Os espaços físicos onde os processos judiciais se desenvolvem são, portanto,

marcados por representações vinculadas ao papel de cada ator e têm a finalidade de

confirmar as diferenças e hierarquias entre os seus participantes. Estes dados

representam também o afastamento da isonomia, reforçando um modelo muito peculiar

da cidadania que existe entre nós. Estes espaços mostram-se inadequados ao modelo

republicano e aos princípios garantidores expressos nas declarações universais de

direitos e na Constituição Federal brasileira e revelam a estrutura patriarcal e a ideologia

de casta, que, entranhadas na autoritária história do Estado brasileiro, favorecem o

surgimentos de violências simbólicas e tratamentos privilegiados, que acabam por não

ser sentidos, nem percebidos como tal.

A posição do ator nas salas das audiências é inerente ao papel que cada um

desempenha no ritual judiciário, de tal forma que trocar de posição significa trocar de

papel e esta representação foi constatada em diferentes oportunidades durante a

pesquisa. Em uma delas, após um pregão, uma parte ingressou na sala e sentou-se do

lado direito da mesa. O promotor de justiça estava ocupado, lendo um processo e não

reparou quando ela entrou na sala, oferecendo-lhe a proposta de transação penal, sem

retirar os olhos do processo.
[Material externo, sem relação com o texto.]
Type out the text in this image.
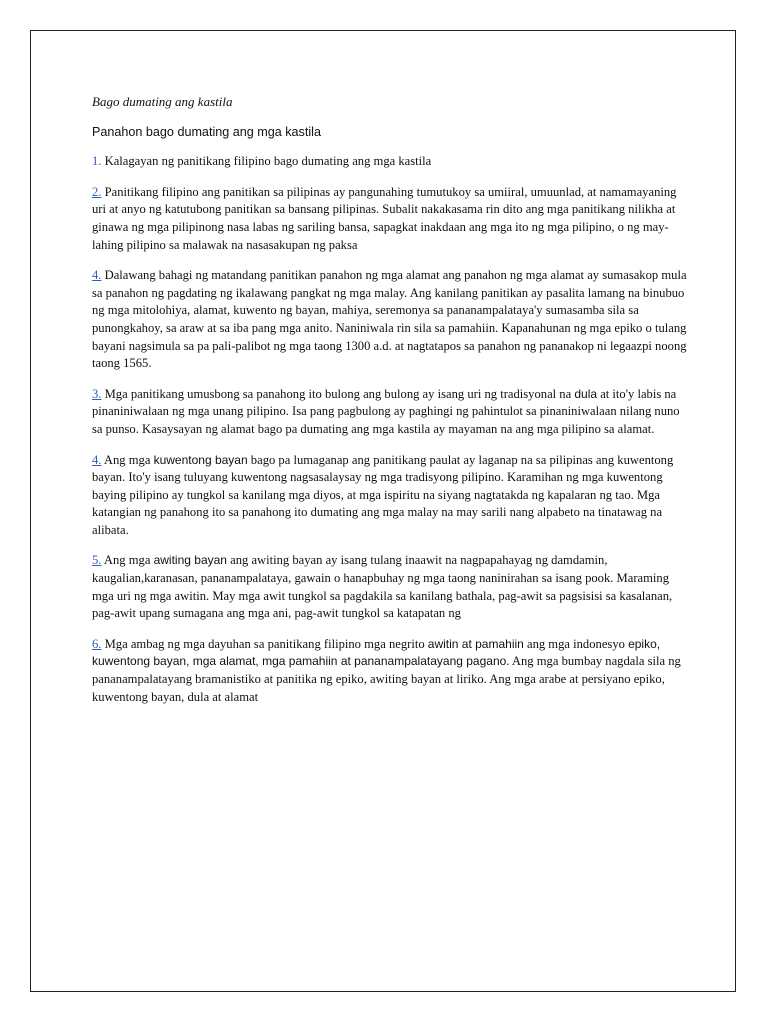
Bago dumating ang kastila

Panahon bago dumating ang mga kastila

1. Kalagayan ng panitikang filipino bago dumating ang mga kastila

2. Panitikang filipino ang panitikan sa pilipinas ay pangunahing tumutukoy sa umiiral, umuunlad, at namamayaning uri at anyo ng katutubong panitikan sa bansang pilipinas. Subalit nakakasama rin dito ang mga panitikang nilikha at ginawa ng mga pilipinong nasa labas ng sariling bansa, sapagkat inakdaan ang mga ito ng mga pilipino, o ng may-lahing pilipino sa malawak na nasasakupan ng paksa

4. Dalawang bahagi ng matandang panitikan panahon ng mga alamat ang panahon ng mga alamat ay sumasakop mula sa panahon ng pagdating ng ikalawang pangkat ng mga malay. Ang kanilang panitikan ay pasalita lamang na binubuo ng mga mitolohiya, alamat, kuwento ng bayan, mahiya, seremonya sa pananampalataya'y sumasamba sila sa punongkahoy, sa araw at sa iba pang mga anito. Naniniwala rin sila sa pamahiin. Kapanahunan ng mga epiko o tulang bayani nagsimula sa pa pali-palibot ng mga taong 1300 a.d. at nagtatapos sa panahon ng pananakop ni legaazpi noong taong 1565.

3. Mga panitikang umusbong sa panahong ito bulong ang bulong ay isang uri ng tradisyonal na dula at ito'y labis na pinaniniwalaan ng mga unang pilipino. Isa pang pagbulong ay paghingi ng pahintulot sa pinaniniwalaan nilang nuno sa punso. Kasaysayan ng alamat bago pa dumating ang mga kastila ay mayaman na ang mga pilipino sa alamat.

4. Ang mga kuwentong bayan bago pa lumaganap ang panitikang paulat ay laganap na sa pilipinas ang kuwentong bayan. Ito'y isang tuluyang kuwentong nagsasalaysay ng mga tradisyong pilipino. Karamihan ng mga kuwentong baying pilipino ay tungkol sa kanilang mga diyos, at mga ispiritu na siyang nagtatakda ng kapalaran ng tao. Mga katangian ng panahong ito sa panahong ito dumating ang mga malay na may sarili nang alpabeto na tinatawag na alibata.

5. Ang mga awiting bayan ang awiting bayan ay isang tulang inaawit na nagpapahayag ng damdamin, kaugalian,karanasan, pananampalataya, gawain o hanapbuhay ng mga taong naninirahan sa isang pook. Maraming mga uri ng mga awitin. May mga awit tungkol sa pagdakila sa kanilang bathala, pag-awit sa pagsisisi sa kasalanan, pag-awit upang sumagana ang mga ani, pag-awit tungkol sa katapatan ng

6. Mga ambag ng mga dayuhan sa panitikang filipino mga negrito awitin at pamahiin ang mga indonesyo epiko, kuwentong bayan, mga alamat, mga pamahiin at pananampalatayang pagano. Ang mga bumbay nagdala sila ng pananampalatayang bramanistiko at panitika ng epiko, awiting bayan at liriko. Ang mga arabe at persiyano epiko, kuwentong bayan, dula at alamat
Todavia, tratava-se da vítima e não do autor do fato, e esta

inversão de lugares aconteceu porque o oficial de justiça, que fazia o pregão e

acompanhava as partes até o interior da sala (indicando-lhes as posições corretas a

serem ocupadas), por algum motivo não a acompanhou. Quando o promotor de justiça

percebeu a confusão dos papéis, solicitou à parte que ocupasse o lado contrário da mesa,

o que foi imediatamente providenciado. Vale dizer, nestes ambientes, sentar-se no local

“adequado” é importante para a definição dos papéis e do tratamento a ser concedido.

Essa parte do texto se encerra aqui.